Explizites Gedächtnis :Die Person unternimmt gezielte Anstrengungen, sich Informationen ins Bewusstsein zu rufen.
Es werden drei Gedächtnissysteme unterschieden :
(dieses Modell konnte leider nicht dargestellt werden - d.Red.)
(Hierbei handelt es sich nicht um physiologisch getrennte Komponenten.)
Abb. 1 Gedächtnismodell
Sensorisches Gedächtnis
Bei der Enkodierung für das sensorische Gedächtnis wird Reizenergie in einen neutralen Code umgewandelt. Das sensorische Gedächtnis verfügt über eine große Aufnahmekapazität, jedoch nur für kurze Dauer (visuell 0,5 s, auditiv bis zu 2 s). Aufmerksamkeit und Mustererkennung helfen, sensorische Informationen in das Kurzzeitgedächtnis zu übermitteln.

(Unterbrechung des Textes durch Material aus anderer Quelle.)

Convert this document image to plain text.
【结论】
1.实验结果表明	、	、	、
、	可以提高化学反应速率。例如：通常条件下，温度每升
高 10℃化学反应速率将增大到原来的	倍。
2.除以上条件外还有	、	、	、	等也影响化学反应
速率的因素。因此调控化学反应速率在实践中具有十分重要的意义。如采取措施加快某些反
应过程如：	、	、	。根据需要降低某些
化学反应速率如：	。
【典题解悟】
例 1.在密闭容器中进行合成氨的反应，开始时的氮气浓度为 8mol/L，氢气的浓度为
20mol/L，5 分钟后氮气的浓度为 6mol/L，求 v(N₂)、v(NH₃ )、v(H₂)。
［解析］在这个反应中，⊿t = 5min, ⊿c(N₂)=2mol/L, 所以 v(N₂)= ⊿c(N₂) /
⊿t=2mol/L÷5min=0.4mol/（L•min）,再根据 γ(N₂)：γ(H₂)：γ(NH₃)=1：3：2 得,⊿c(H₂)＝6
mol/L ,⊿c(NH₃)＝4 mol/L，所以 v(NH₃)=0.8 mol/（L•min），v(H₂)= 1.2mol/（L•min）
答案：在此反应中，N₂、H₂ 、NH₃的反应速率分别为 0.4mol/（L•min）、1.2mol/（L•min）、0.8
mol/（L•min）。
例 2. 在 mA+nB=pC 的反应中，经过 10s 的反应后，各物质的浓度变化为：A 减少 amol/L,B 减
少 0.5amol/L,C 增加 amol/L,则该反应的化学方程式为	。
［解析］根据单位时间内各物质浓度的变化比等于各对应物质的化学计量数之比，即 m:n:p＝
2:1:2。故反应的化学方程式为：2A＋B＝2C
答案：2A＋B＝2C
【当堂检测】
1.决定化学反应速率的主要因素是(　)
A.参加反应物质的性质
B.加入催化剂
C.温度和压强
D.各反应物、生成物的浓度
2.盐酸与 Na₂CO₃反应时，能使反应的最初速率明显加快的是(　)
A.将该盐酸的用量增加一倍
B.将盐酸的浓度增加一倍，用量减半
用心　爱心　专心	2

Unterteilung in zwei Bereiche :
Ikonisches Gedächtnis : visueller Bereich (Nachweis durch Sperling 1960)
Echoartiges (echoisches) Gedächtnis : akustischer Bereich
Kurzzeitgedächtnis
Das Kurzeitgedächtnis bezeichnet ein System (oder eine komplexe Kette von aufeinander einwirkenden Untersystemen), das eine kurzzeitige Speicherung von unwichtigen Informationen ermöglicht. Es kann Material aus dem sensorischen oder dem Langzeitgedächtnis übermittelt bekommen. Nur im Kurzzeitgedächtnis können Informationen bewusst verarbeitet werden. Es wird deshalb auch als Arbeitsgedächtnis bezeichnet uns ist ein Teil unserer psychologischen Gegenwart ist. Hierbei wird es als System verstanden , mit dessen Hilfe mehre Informationen gleichzeitig festgehalten und zueinander in Beziehung gesetzt werden können.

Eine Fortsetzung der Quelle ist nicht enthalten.